Similarly, we will get that $b=0$ and $c=0$.
Therefore now the equation of the required cone is reduced to 
$$2fyz+2gzx+2hxy=0$$
Since the cone passes through two more lines and there direction number is given, so we will get the following two equations:
$$-6f+3g-2h=0$$
and 
$$-2f-3g+6h=0$$
Now the problem is that I have only two equations and three unknows. So how to find the values of $f,g,h$??
Please help.
 A: The equation of a cone is $r^T Q r = 0$, where $r = [x, y, z]^T $ and $Q$ is symmetric, indefinite matrix.  Thus $Q$ is of the form
$Q = \begin{bmatrix} a && b && c \\ b && d && e \\ c && e && f \end{bmatrix} $
We have the following vectors $r$ that satisfy this equation, which are
$ (1, 0, 0), (0, 1, 0), (0, 0, 1), (1,-2, 3), (3, 2, -1) $
Plugging in the first three vectors results in $a = d = f = 0 $
Plugging in the fourth results in $ -4 b + 6 c - 12 e = 0 $
Plugging the last vector results in $ 12 b - 6 c - 4 e = 0 $
The last two equations can be solved for $(b,c,e)$ , they give
$ (b, c, e) = t (2, 10/3, 1)$
Take $t = 3$ , then $(b, c, e) = (6, 10, 3)$
Thus
$Q = \begin{bmatrix} 0 && 6 && 10 \\ 6 && 0 && 3 \\ 10 && 3 && 0 \end{bmatrix} $
And the equation of the cone is
$ 6 xy + 10 xz + 3 yz = 0 $
Check:  Plug in $(1, 0, 0), (0, 1, 0), (0, 0, 1)$ you get equality.  Plug in $(1,-2, 3)$ you get $ -12 + 30 - 18 = 0 $ .  Plug in $(3,2,-1)$ you get $ 36 - 30 - 6 = 0$, so it checks.
A: The coefficients $a, b, c, f, g, h$ are only determined up to proportionality; if you multiply them all by the same amount, you get the same shape. For example, $2x^2 + 3y^2 = 0$ and $4x^2 + 6y^2 = 0$ give you the same shape.
This means you can set one of the coefficients arbitrarily and then solve for the other two. Let's say you set $f = 1$. Then you can solve $3g - 2h = 6$ and $-3g + 6h = 2$. The solution is $(g, h) = \left(\frac{10}{3}, 2\right)$. If you want all your coefficients to be integers, then you could multiply them all by 3 and say $(a, b, c, f, g, h) = (0, 0, 0, 3, 10, 6)$.
A: You don't need $6$ variables to solve.

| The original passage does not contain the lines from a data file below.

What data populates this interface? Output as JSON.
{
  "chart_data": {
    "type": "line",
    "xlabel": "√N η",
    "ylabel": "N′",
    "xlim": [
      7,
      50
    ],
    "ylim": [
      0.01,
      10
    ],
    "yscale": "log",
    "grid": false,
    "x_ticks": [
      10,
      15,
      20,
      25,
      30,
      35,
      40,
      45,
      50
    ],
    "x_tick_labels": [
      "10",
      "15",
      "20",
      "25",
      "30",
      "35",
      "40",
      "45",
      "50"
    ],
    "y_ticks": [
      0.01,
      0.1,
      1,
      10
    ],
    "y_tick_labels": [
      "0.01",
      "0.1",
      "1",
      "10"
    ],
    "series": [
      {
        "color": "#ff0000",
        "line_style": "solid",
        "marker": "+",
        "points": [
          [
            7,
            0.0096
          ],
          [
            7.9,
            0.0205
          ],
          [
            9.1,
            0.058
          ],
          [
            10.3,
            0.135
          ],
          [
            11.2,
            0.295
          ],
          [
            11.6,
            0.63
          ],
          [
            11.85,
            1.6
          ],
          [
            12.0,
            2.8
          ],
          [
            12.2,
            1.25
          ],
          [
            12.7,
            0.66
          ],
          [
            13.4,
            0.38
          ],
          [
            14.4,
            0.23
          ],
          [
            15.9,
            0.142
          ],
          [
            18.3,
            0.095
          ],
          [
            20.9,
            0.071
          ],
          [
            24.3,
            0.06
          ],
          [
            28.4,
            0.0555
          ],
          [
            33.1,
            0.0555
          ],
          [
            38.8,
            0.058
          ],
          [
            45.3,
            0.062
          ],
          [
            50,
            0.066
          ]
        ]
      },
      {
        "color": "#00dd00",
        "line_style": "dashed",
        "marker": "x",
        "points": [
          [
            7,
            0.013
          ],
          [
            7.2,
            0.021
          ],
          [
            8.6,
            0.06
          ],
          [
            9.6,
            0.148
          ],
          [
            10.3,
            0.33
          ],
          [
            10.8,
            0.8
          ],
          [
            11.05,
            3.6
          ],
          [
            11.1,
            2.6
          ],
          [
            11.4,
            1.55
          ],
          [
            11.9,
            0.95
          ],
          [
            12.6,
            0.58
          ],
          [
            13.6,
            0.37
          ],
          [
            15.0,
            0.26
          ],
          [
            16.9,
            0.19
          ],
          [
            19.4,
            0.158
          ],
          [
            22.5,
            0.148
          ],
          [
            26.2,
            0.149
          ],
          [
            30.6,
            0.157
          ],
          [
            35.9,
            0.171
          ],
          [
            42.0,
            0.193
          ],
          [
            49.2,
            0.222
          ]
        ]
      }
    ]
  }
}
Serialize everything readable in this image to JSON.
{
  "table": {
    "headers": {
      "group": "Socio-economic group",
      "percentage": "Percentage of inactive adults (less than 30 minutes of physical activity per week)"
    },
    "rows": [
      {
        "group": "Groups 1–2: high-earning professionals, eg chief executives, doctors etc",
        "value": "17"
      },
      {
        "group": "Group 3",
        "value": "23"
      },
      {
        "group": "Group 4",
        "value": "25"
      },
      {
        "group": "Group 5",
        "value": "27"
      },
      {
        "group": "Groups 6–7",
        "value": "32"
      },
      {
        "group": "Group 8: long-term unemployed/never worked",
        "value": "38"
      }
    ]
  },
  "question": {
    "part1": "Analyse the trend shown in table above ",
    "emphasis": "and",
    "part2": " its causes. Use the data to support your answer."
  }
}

There are only $5$. You have assumed one extra variable. Take the equation to be :
$$x^2+\frac{b}{a}y^2+\frac{c}{a}z^2+\frac{2f}{a}yz+\frac{2g}{a}zx+\frac{2h}{a}xy=0 $$$$\implies x^2+b'y^2+c'z^2+2f'yz+2g'zx+2h'xy=0 ~~(\text{5 variables only})~~$$
Just like if you assume straight line equation to be $ax+by+c=0$, you need to solve for $3$ variables. In fact, you need only $2$, slope and $y ~\text{(or}~ x)$-intercept.
Now you may proceed.